Image Segmentation via Min Cut

By DHRUV JANI



Example GIF

Introduction

Graph cut algorithms are a class of optimization algorithms used in computer vision and image processing for tasks such as image segmentation and object detection.

By eliminating a small set of edges, these algorithms seek to divide a graph into two disjoint sets (often referred to as source and sink) by maximizing the capacity of the remaining edges or minimizing the overall weight of the deleted edges.

This project focuses on using graph cuts to divide an image into background and foreground segments. The framework consists of two parts. First, a network flow graph is built based on the input image. Then a max-flow algorithm is run on the graph in order to find the min-cut, which produces the optimal segmentation.

Network Flow

A network flow $G=(V,E)$ is a graph where each edge has a capacity and a flow. Two vertices in the network flow are designated to be the source vertex $s$ and the sink vertex $t$, respectively. The goal is to find the maximum amount of flow that could be delivered from $s$ to $t$, while satisfying the following constraints.

The flow of the network is the flow that can be sent through some path from $s$ to $t$, which, by conservation of flow, is equal to the inflow of $s$ or the outflow of $t$. An $s/t$ cut is a partitioning of the vertices into two disjoint subsets such that one contains $s$ and the other contains $t$. The value of an $s/t$ cut is the total flow of the edges passing through the cut.

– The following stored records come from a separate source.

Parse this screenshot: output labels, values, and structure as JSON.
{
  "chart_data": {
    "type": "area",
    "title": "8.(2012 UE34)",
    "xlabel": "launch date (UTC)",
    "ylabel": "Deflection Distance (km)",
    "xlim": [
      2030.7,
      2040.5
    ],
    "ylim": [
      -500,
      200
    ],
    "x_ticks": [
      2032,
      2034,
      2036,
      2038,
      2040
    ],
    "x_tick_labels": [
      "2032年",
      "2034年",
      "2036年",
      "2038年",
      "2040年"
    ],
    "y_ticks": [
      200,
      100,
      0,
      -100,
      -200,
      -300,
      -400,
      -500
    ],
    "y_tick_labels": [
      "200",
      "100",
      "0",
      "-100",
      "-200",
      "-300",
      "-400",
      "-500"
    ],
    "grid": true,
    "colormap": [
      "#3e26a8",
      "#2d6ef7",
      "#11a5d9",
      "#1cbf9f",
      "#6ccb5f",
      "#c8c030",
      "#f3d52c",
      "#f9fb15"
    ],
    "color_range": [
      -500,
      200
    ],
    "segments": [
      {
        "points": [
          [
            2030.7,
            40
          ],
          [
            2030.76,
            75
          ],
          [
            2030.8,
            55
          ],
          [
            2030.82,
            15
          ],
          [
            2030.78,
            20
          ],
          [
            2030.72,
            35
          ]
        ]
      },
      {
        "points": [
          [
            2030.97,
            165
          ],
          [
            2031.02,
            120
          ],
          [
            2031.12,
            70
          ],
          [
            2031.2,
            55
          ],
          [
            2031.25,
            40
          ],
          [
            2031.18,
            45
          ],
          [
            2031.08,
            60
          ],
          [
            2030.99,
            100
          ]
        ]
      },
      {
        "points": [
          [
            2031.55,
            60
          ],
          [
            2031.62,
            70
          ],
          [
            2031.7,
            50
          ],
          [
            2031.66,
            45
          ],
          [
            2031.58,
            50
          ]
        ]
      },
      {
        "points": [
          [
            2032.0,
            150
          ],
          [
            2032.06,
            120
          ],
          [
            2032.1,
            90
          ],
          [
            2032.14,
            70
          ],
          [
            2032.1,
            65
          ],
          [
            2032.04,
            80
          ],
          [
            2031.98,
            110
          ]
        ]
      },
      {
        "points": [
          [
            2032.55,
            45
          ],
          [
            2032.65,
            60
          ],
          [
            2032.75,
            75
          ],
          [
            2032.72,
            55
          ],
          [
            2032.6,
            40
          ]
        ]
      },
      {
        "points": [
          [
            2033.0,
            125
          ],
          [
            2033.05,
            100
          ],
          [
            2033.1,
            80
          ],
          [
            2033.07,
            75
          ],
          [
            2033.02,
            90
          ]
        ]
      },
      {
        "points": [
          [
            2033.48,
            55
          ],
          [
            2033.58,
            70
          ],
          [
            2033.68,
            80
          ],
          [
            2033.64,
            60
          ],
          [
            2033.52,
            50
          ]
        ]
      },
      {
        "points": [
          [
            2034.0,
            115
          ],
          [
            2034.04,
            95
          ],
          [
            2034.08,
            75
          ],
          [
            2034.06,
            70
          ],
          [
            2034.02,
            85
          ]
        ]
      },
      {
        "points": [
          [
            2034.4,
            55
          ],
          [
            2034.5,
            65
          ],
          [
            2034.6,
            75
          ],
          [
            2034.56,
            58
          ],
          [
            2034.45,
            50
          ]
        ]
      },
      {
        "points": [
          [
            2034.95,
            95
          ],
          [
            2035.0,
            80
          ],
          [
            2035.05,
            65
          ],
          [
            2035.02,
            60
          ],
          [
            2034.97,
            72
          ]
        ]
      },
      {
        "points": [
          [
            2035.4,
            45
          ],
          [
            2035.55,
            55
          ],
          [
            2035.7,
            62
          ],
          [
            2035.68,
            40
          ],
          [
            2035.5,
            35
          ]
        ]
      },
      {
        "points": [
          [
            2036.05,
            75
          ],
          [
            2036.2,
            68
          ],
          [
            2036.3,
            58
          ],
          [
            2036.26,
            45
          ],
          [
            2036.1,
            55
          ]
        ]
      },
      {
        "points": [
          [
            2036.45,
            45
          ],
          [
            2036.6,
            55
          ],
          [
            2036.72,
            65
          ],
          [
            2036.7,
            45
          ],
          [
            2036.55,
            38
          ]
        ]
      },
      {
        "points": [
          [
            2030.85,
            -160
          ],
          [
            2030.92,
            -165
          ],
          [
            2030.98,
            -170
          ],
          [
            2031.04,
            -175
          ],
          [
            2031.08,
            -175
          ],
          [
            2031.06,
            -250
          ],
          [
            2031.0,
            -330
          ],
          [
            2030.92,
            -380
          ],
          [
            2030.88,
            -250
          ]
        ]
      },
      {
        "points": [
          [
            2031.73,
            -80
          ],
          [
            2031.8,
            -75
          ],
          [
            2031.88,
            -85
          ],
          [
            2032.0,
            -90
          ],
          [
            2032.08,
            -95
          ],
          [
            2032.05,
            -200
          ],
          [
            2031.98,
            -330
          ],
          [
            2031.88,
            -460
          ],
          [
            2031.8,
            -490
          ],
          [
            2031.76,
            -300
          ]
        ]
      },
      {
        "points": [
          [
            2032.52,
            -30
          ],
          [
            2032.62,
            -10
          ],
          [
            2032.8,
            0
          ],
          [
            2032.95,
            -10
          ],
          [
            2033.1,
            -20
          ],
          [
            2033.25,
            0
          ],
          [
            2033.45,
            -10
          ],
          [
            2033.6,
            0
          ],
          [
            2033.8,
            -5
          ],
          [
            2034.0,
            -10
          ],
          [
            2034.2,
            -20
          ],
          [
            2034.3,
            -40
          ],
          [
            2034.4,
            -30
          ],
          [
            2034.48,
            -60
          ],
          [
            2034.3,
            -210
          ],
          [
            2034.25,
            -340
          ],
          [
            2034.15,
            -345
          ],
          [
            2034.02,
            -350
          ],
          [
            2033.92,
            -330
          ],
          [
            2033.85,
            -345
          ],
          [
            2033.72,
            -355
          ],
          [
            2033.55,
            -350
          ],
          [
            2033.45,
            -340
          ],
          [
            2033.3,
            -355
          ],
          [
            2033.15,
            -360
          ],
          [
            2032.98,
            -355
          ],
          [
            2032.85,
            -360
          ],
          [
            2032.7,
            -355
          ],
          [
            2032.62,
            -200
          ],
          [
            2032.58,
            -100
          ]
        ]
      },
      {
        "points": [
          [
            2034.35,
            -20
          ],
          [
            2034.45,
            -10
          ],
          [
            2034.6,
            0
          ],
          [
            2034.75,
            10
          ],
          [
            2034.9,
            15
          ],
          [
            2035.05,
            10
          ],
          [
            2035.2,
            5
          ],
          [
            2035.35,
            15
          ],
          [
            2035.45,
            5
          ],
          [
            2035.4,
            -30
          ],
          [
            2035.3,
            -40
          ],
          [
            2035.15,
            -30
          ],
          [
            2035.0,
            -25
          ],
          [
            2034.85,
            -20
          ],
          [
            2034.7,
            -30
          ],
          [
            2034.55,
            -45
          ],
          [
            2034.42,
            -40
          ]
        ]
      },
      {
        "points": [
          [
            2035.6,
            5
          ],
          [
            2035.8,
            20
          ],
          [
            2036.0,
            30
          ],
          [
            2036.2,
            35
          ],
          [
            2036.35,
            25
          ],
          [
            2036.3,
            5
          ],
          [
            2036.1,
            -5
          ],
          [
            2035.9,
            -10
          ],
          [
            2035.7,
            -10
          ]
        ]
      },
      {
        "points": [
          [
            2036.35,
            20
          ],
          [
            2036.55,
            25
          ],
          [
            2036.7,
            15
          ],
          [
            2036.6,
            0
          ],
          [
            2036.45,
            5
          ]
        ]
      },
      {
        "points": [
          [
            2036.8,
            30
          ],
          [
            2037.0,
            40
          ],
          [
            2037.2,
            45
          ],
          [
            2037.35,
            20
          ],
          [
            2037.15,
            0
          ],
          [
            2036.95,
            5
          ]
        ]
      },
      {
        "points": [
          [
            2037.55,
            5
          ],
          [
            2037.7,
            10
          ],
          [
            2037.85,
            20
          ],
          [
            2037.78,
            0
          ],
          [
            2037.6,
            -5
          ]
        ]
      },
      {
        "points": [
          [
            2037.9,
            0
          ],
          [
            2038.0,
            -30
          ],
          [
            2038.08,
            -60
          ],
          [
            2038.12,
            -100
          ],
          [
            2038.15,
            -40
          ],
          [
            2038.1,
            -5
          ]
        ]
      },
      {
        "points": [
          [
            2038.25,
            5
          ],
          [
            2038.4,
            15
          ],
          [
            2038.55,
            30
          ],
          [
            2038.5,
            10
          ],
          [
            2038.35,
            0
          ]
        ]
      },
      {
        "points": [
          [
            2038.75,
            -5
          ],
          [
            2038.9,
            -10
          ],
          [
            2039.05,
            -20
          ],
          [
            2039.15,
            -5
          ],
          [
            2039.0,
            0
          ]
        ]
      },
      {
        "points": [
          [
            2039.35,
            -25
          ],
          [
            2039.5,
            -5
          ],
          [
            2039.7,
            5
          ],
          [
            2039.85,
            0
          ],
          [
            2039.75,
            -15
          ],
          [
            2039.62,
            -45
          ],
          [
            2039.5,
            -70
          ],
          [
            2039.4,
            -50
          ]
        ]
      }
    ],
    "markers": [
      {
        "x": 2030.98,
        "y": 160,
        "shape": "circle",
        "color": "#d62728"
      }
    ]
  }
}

As stated by the max-flow min-cut theorem, the maximum amount of flow passing from the source to the sink is equivalent to the net flow of the edges in the minimum cut. So by solving the max-flow problem, we directly solve the min-cut problem as well. We will discuss algorithms for finding the max-flow or min-cut in a later section.

Image to Graph

One of the most challenging things about this project is how to transform an image into a graph. In Graph cuts and efficient N-D image segmentation by Boykov and Funka-Lea, the authors described in great detail how to define a graph based on an image. My implementation closely follows their idea of constructing the graph. For simplicity, we will use grayscale square images. Although the same idea could be easily extended to colored images with a suitable inter-pixel similarity measurement and also to rectangular images.

In this image-graph transformation scheme, a pixel in the image is a vertex in the graph labeled in row-major order. These vertices are called pixel vertices. In addition, there are two extra vertices that serve as the (invisible) source and the sink.

There are two types of edges in our graph. The first type is an $n$-link, which connects neighboring pixel vertices in a 4-neighboring system. The second type of edge is called a $t$-link. $t$-links connect the source or sink vertex with the pixel vertices.

The $n$-link edges must have weights carefully computed in order to reflect inter-pixel similarities. Concretely, we want the weight of an edge to be large when the two pixels are similar, and small when they are quite different. One idea is to compute the weight from a boundary penalty function that maps two pixel intensities to a positive integer. Let $I_p$ be the brightness, or intensity, of the pixel vertex $p$. For any edge $(p,q)\in E$, the boundary penalty $B(I_p, I_q)$ is defined as: $$ B(I_p, I_q) = 100\cdot \exp\Bigg(\frac{-(I_p-I_q)^2}{2\sigma ^2}\Bigg)$$.

This choice of $\sigma$ is determined from a series of trial and error. The penalty is high if $|I_p-I_q|<\sigma$, and is quite negligible if $|I_p-I_q|>\sigma$. From empirical results, we choose $\sigma=30$. Finally, the result is multiplied by 100 and cast to an integer. This is because network flow models require that the capacities be discrete rather than continuous.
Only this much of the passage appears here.